P. Reach for one support you agreed on when calm. A message, a grounding practice, a pre-written sentence. Stay where you are until the wave drops.
Something on your plan is in front of you, or about to be. The urge is to skip, delay, or reduce. A rule-shaped thought has arrived to turn the urge into a plan.
S. Stop moving toward or away. One breath. Hand on the wall or the table if you need something to hold.
T. Step out of the line of action. Not toward, not away. Paused.
O. The thought is a rule. The urge is anxiety dressed as logic. Notice the difference between your own voice and the eating disorder's voice.
P. Follow the plan as written, at the pace it was written. The urge is information for your next session, not an instruction for right now.
You have been pulled into a checking loop. The urge to continue is rising. Continuing has never once given you what you are looking for.
S. Hands at your sides. Eyes off the object. Body frozen where it is.
T. Physically turn your body away from the checking location. Sit, move, or leave the room entirely. If there is a way to obscure the object, use it.
O. The emotion is usually not curiosity. Anxiety, self-loathing, or a feeling from earlier in the day. Name it. Notice that checking promises relief and never delivers it.
P. One pre-agreed alternative. A grounding practice, a message to a support, or a committed exit from the space. No negotiation with the object tonight.
The thought has arrived dressed as reasonable logic. A reason to act, to compensate, to fix what the mind says needs fixing. The urge is mild. That is part of why it is hard to refuse.
S. Stay where you are. Do not shift position "just to stretch." Do not stand up "just to check."
T. One slow exhale. A hand on your chest. The step back is internal because the situation is internal.
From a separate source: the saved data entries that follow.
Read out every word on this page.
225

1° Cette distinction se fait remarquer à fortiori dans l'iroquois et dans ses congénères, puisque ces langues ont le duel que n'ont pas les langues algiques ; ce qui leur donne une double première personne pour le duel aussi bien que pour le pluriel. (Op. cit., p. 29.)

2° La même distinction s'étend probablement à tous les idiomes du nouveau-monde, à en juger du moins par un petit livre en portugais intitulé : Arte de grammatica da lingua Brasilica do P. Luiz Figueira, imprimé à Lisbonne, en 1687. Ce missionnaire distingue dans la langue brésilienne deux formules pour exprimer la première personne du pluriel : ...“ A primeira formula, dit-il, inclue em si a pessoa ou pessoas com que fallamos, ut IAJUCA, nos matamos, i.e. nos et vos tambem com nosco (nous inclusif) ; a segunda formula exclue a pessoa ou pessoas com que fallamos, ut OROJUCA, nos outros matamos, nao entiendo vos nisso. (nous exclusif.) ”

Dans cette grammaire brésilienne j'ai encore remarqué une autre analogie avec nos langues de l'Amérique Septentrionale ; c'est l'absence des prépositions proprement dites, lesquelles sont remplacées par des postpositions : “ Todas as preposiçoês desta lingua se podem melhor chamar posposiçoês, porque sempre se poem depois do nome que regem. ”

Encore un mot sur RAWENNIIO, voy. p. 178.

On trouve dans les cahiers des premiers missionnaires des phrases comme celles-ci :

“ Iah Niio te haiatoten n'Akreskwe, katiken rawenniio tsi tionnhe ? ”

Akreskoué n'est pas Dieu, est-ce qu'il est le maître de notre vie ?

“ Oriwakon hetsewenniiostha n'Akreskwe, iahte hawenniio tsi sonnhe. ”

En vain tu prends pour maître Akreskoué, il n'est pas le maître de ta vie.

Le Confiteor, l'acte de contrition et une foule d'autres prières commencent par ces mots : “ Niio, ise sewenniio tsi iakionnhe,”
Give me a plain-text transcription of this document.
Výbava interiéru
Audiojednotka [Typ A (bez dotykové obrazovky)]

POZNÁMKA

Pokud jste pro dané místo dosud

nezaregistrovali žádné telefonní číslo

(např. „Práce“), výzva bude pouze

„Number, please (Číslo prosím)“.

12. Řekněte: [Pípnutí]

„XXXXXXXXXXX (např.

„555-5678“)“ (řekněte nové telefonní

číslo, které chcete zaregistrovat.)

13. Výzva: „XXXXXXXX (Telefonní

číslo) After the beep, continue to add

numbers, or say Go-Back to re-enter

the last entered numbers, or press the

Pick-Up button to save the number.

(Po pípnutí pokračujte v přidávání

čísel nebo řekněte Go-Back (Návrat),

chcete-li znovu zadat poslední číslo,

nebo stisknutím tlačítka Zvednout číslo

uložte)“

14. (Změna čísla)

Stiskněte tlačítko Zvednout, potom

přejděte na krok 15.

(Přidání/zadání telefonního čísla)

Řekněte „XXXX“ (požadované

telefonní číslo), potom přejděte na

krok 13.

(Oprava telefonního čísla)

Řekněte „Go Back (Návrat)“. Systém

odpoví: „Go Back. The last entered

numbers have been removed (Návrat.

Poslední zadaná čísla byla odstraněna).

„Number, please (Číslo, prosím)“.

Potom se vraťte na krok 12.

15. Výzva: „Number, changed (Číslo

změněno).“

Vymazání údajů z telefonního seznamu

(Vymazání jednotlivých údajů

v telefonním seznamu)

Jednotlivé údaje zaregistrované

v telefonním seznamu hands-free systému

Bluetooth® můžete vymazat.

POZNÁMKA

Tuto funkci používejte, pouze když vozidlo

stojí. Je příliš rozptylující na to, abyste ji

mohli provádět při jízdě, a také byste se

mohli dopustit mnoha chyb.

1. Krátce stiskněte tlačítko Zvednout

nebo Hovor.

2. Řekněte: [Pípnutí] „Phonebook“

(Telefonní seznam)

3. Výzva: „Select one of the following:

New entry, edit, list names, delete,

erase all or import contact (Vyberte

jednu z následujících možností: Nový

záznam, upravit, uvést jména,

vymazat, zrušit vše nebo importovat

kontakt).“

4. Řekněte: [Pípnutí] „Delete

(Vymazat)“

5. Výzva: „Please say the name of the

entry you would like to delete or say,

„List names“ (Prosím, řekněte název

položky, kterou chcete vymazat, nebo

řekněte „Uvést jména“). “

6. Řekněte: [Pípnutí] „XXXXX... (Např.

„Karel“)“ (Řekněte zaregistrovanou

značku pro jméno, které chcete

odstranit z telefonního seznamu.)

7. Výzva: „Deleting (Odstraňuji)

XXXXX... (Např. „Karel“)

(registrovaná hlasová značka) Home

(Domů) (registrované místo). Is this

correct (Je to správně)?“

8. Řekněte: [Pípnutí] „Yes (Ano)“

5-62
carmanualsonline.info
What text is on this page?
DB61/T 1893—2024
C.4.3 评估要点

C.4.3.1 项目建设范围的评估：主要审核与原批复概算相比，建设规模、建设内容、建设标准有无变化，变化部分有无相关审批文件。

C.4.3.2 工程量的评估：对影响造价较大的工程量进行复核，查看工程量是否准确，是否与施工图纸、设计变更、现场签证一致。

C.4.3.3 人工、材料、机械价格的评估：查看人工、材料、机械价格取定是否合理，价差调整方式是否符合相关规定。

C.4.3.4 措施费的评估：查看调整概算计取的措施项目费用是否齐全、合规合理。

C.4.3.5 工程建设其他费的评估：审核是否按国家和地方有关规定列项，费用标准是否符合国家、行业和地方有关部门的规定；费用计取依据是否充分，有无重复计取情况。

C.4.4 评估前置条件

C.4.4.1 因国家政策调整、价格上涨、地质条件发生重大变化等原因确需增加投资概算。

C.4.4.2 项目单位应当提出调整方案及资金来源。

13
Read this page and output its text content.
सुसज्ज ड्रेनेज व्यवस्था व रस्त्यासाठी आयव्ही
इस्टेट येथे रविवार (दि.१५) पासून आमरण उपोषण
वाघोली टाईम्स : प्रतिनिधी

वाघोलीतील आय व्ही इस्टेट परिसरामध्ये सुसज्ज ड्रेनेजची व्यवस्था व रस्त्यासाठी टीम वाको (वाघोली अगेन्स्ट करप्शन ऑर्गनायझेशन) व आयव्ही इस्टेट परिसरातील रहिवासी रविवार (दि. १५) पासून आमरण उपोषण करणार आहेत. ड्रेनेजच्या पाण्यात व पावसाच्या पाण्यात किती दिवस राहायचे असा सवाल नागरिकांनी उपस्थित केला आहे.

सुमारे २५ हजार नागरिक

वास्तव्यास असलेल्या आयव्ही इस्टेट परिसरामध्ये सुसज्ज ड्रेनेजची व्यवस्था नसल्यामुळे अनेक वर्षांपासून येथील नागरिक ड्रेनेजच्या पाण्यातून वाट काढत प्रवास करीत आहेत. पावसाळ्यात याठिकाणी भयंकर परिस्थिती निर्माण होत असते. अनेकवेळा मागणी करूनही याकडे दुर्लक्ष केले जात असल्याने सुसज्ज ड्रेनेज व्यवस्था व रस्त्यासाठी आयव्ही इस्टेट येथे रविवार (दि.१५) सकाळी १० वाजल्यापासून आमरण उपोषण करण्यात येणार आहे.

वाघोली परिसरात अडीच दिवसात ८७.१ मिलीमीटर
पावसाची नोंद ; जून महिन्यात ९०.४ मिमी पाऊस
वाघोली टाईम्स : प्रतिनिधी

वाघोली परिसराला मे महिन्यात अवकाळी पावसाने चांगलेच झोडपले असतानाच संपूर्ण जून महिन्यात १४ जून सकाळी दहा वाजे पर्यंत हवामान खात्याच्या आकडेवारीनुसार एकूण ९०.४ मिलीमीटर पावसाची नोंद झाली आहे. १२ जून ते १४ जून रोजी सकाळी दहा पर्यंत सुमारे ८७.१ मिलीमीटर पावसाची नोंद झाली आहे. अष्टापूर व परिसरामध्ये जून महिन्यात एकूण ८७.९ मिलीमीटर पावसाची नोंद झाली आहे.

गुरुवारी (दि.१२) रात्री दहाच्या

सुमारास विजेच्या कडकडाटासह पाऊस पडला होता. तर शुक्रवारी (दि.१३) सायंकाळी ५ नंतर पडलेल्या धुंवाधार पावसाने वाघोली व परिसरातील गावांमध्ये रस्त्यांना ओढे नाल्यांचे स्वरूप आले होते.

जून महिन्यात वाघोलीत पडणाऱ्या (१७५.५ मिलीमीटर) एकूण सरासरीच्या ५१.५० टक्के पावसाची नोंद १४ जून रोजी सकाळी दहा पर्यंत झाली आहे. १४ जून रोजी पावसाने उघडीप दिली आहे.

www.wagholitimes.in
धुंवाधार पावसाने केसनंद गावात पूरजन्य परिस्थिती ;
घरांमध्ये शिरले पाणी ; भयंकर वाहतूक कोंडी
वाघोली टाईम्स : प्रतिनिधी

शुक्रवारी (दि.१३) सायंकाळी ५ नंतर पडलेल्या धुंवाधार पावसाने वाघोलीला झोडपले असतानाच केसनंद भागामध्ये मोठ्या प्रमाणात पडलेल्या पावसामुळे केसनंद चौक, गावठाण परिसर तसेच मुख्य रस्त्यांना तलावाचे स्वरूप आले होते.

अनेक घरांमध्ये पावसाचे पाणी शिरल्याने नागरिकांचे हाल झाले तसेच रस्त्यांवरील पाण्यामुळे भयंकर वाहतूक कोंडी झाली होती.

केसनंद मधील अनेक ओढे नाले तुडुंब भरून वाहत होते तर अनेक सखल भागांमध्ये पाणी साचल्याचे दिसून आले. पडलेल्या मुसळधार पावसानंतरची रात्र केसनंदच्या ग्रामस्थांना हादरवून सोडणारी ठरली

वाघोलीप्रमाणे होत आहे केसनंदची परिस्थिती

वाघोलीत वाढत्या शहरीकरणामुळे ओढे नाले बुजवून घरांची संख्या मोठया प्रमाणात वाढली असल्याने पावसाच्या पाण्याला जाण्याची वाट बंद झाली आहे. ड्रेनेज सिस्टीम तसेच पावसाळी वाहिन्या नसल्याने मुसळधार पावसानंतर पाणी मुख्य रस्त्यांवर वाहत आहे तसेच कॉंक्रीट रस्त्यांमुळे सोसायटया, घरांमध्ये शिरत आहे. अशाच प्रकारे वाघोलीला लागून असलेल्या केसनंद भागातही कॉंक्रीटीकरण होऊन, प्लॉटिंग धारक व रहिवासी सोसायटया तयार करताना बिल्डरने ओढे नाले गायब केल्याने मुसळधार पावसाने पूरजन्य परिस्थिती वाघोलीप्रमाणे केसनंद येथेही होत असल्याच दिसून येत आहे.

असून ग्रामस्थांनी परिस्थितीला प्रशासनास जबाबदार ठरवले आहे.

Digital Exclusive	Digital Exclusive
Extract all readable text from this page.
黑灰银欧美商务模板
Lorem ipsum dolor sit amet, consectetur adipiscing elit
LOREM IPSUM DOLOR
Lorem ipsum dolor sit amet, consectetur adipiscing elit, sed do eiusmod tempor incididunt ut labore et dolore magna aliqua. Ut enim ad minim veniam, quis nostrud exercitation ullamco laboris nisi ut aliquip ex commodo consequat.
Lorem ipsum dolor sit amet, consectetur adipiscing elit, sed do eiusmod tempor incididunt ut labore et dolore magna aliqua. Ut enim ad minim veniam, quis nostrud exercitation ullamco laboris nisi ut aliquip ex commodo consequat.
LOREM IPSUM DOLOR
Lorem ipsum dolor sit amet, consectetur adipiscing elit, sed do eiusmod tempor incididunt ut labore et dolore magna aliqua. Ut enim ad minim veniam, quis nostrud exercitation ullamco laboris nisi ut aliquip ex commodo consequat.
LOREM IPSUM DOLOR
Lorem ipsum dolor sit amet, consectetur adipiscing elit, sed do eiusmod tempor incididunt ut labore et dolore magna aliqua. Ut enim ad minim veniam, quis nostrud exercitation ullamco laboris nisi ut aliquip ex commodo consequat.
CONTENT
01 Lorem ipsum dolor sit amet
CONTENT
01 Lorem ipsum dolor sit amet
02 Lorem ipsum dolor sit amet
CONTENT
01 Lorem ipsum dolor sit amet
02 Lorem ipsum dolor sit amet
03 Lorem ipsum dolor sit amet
O. The urge is dressed as reasonable mind. Underneath is the pattern your team has already named. The thought is not neutral information.
P. The contract with your team is the binding document, not this moment's thought. Write the urge down. Bring it to your next session.
The reveals are one possible sequencing. The group's answers often contain better specifics. Invite members to name the exact room, object, or person they would use if this were their scenario.
10 to 12 minGroup process
Pick one or two. No one has to answer in order.
5 to 8 minPick one
Choose a single place to practice STOP between now and next session. Pick the urge that shows up most, not the one that sounds most heroic.
Track one data point each time you use it. Urge intensity before S, and urge intensity after P. A number each. That is all.
One sentence
One takeaway from today and one concrete plan for where you will put STOP this week. Specific place, specific urge, specific hour.
Push for specificity. "I'll use it when I'm stressed" is not a plan. "I'll use it tomorrow at 7 PM when I walk past the kitchen after work" is a plan.